Ruhi Su, 1951 yılında başlayan Türkiye Komünist Partisi (TKP) tevkifatı nedeniyle tam 5 yıl cezaevinde, hücrede tutulmuştur. Ama o başta işçi sınıfının ve ezilen Anadolu halklarının sesi olarak, burjuvaziye hücresinden meydan okumuştur:

”Mahsus mahal derler kaldım zindanda
Kalırım kalırım dostlar yandadır…”


”Dirliğim düzenim dermanım canım
Solum sol tarafım imanım dinim…”
diyerek, en zor koşullarda, ”inanç, kavga ve direniş” çağrıları yapmıştır.


Cezaevinden daha inançlı, daha kavgacı ve dirençli olarak çıkan Ruhi Su, bir ara, ”Bas-bariton Ruhi Su Türküler Söylüyor” adıyla radyo programları yapmaya başladı. Yaptığı proğramlarıdan birinde, Serdari’den söylemiş olduğu aşağıdaki türkü yüzünden görevine son veriliyor:

”Serdari halimiz böyle n’olacak
Kısa çöp uzundan hakkın alacak
Mamurlar yıkılıp viran olacak
Akıbet dağılır elimiz bizim.”


Yüreğine yerleşmiş devrim coşkusuyla Ruhi Su, Anadolu halk müziğinin gelişmesine çok büyük katkılar sağlamıştır. 1975’te Dostlar Korosu’nu kurarak çok sesli müziğin gelişmesi yönünde de öncü olmuştur.
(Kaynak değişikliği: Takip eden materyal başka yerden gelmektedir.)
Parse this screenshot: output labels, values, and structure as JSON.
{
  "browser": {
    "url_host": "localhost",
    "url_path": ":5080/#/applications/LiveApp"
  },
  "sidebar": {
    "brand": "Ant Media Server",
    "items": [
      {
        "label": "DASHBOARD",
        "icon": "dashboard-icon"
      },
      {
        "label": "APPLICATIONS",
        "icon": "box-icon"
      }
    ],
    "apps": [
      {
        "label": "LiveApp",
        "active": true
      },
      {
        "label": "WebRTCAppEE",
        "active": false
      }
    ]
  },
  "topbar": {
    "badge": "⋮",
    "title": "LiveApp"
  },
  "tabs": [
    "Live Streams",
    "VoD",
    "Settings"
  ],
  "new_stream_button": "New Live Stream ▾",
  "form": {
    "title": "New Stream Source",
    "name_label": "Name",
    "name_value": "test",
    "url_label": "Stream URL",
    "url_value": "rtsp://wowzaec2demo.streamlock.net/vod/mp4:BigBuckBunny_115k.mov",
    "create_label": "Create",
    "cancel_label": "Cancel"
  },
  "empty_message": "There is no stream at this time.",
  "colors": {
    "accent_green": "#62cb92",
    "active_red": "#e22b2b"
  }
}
Sanatçı çağın tanığıdır, diyoruz. Ruhi Su’da budur. 1977 1 Mayıs katliamında, o dönemin tanığı olarak Ruhi Su, katliamcılara şunları haykırmıştır:

”Şişli Meydanında üç kız
Biri Çiğdem biri Nergis
Vuruldular gübegündüz
Sorarlar bir gün sorarlar”

”Sabahın bir sahibi var
Sorarlar bir gün sorarlar
Biter bu dertler acılar
Sararlar bir gün sorarlar.”

Ezilen Anadolu halknın sesi olan Ruhi Su, alevi müziğin yaygınlaşmasında da çok büyük katkıları olmuştur.


Başta Pir Sultan olmak üzere diğer alevi ozanlarının deyişlerini okumuş ve yorumlamıştır.

”Benim kâbem insandır
Kuran da kurtaran da
İnsanoğlu insandır..”
diye seslenen Ruhi Su, kitlelere de şu öğütü haykırmıştır:

”Dostlarım, kardeşlerim, canlarım
Kaldırın başlarınızı
Suçlular gibi yüzümüz yerde
Özümüz darda durup dururuz
Kaldırın başlarınızı yukarı…”

12 Eylül 1980’de yönetime el koyan faşist cunta, Ruhi Su’ya pasaport vermeyerek, onun yurt-dışında tedavi edilmesini engellemişti. Bu bağlamda Ruhi Su’nun ölümünden 12 Eylül generallerinin de payı olduğunu unutmamak gerekiyor. 20 Eylül 1985’te ölen Ruhi Su’nun cenaze törenine onbinlerce,”Ruhi’ler ölmez!” sloganlarıyla katılmış, cenaze töreni büyük bir yığınsal eyleme dönüşmüştü…

Evet; Ruhi Su bir komünist ozandı. Komünist olarak hapse, sürgüne ve işkenceye gitti. Komünist olarak, ”Ruhi’ler ölmez!” sloganlarıyla aramızdan ayrıldı.

Ruhi Su fiziki olarak aramızdan ayrıldı, ama o sesiyle, müziği ve komünist bakış açısıyla su oldu ve su  gibi Anadolu’da çağlayarak akıyor. Akacak!

Ruhi Su, dağdır; Hasan Dağı'dır. Hasan Dağı gibi, dimdik aramızda, Anadolu’dadır!

Ruhi Su, sudur; Sultan Suyu’dur. Sultan Suyu gibi Anadolu’da gür gür akmakta, çağlamaktadır!